We are so wrapped up in the sense of appearances that we forget that to dance is not just an act of enjoyment, it is a rite of passage that serves us well long after that first fumbling encounter on the floor of the school hall with the first crush we ever dreamed about. As we move from the sense of the sacred, we become mindful that all eyes are upon us, that to throw caution to the wind and move our bodies to the rhythm at hand is somehow going to cause us to be judged, to be considered, appraised and found wanting.

Dance, No One’s Watching, and even if they should glance your way and catch your eye, treat them to a show, give them every move you got and groove with a smile on your face and a beat in your heart that could not be mistaken for anything other than personal satisfaction of not giving a damn about their opinion, for the music you plough a furrow to on the dance floor is far more interesting than the tedium they offer.
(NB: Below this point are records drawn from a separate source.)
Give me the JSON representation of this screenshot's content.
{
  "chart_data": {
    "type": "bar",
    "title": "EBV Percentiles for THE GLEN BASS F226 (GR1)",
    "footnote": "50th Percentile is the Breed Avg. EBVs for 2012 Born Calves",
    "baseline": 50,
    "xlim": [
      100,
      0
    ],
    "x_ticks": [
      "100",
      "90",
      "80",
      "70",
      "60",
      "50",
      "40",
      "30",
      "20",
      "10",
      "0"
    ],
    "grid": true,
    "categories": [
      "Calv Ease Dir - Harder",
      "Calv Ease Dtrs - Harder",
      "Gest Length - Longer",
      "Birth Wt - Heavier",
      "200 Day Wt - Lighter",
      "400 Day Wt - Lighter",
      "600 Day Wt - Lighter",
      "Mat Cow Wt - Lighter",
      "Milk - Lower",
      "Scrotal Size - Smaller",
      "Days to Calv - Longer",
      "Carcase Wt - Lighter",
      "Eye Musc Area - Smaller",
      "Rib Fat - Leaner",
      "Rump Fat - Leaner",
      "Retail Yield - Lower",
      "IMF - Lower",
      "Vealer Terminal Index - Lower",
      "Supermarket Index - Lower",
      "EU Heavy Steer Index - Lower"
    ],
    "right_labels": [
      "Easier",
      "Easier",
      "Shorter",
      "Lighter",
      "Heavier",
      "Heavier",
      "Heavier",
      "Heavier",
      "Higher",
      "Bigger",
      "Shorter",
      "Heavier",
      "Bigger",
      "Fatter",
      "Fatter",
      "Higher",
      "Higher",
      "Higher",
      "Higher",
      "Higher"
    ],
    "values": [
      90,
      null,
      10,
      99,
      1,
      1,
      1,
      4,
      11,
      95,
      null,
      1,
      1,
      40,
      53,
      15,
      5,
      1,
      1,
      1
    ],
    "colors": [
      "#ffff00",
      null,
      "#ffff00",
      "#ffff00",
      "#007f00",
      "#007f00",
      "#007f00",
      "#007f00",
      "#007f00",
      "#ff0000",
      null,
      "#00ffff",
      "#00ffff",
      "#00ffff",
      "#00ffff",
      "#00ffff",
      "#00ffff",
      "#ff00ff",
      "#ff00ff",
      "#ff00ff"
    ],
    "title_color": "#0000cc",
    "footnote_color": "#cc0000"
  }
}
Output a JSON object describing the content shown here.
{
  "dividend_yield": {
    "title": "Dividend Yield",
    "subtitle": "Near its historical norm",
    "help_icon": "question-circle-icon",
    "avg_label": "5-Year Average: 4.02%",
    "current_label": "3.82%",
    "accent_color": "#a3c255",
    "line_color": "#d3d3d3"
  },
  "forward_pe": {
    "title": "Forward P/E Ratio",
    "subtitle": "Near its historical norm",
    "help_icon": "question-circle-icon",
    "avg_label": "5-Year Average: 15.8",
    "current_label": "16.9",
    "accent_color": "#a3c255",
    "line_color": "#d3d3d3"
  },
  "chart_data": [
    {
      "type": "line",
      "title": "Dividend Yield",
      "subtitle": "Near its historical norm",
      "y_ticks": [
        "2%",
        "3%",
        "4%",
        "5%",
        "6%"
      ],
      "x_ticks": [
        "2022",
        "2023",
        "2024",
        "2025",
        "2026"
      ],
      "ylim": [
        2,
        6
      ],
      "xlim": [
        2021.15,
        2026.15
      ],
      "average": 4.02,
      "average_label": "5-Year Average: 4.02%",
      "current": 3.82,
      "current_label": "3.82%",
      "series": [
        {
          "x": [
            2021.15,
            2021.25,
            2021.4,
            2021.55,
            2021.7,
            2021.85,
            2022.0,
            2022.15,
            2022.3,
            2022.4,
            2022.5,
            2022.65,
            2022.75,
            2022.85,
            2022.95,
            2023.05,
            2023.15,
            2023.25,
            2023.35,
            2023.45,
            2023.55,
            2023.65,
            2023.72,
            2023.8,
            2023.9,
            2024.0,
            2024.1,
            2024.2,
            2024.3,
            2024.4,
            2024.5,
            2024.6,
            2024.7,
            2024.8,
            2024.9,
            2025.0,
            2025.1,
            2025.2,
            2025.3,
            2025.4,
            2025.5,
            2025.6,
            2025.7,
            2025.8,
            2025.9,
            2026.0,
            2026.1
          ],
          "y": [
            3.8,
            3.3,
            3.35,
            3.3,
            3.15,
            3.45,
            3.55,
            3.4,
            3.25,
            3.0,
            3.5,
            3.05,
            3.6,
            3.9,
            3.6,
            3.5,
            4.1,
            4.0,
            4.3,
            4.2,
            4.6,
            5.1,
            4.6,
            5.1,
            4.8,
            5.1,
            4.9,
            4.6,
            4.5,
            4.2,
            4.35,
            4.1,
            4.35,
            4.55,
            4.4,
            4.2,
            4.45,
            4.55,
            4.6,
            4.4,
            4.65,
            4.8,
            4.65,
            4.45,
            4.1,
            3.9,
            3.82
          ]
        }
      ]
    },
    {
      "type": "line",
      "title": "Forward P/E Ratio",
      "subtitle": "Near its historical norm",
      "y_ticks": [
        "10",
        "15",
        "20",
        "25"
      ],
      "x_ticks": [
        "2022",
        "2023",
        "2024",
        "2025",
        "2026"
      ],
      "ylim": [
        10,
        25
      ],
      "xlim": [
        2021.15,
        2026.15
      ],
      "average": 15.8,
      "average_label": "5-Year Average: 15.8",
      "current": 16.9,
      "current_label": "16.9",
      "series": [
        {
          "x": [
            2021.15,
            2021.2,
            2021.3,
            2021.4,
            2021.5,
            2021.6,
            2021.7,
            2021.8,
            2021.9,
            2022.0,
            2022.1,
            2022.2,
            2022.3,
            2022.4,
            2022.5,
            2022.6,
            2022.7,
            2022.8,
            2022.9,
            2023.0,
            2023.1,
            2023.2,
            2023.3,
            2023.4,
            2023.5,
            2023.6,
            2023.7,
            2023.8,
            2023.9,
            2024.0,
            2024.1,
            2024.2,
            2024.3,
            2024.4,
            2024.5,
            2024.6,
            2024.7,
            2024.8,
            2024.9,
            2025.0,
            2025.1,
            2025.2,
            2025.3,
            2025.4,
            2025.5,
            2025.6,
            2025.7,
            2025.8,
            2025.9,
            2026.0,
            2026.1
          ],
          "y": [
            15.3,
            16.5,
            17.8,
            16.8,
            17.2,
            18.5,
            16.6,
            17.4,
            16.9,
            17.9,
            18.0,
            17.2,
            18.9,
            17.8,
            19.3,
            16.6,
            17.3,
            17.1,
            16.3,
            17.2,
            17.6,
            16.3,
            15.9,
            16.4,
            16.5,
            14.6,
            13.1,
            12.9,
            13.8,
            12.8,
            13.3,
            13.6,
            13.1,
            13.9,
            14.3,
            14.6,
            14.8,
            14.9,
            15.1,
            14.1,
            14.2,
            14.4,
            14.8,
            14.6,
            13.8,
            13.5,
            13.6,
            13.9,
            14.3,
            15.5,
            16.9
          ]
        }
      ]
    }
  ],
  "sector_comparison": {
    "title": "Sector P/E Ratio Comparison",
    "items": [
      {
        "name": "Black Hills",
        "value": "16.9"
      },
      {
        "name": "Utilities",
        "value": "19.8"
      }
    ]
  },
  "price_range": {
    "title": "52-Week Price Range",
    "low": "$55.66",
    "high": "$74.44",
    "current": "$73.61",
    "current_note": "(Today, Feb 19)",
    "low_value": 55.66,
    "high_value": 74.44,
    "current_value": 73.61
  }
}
It is a statement and a state of mind that shows Ezra Collective off with superb agility in their brand-new recording, Dance, No One’s Watching, and in this upbeat and aural sensitive beauty, the jazz bombardment is one of outrageous instinct, it is polished and feral, it is fierce and yet cool, unrelenting and yet easy to grasp, and as tracks meld into a narrative of information, into a seamless backdrop of the night air mingled with the images of people who seek out the groove and sweat driven halls, so the allusion is made clear; this is an album to shake off the dust and let the good times swing.

Through moments such as Cloakroom Link Up (Act 1), God Gave Me Feet For Dancing, The Traveller, Shaking Body, Why I Smile, and Streets Is Calling, the expressions founded and declared with genius proclaims the album as one of the modern great of the genre; a utopia of gorgeous sound wrapped in an enigmatic display of cool.

Ezra Collective release Dance, No One’s Watching on 27th September via Partisan.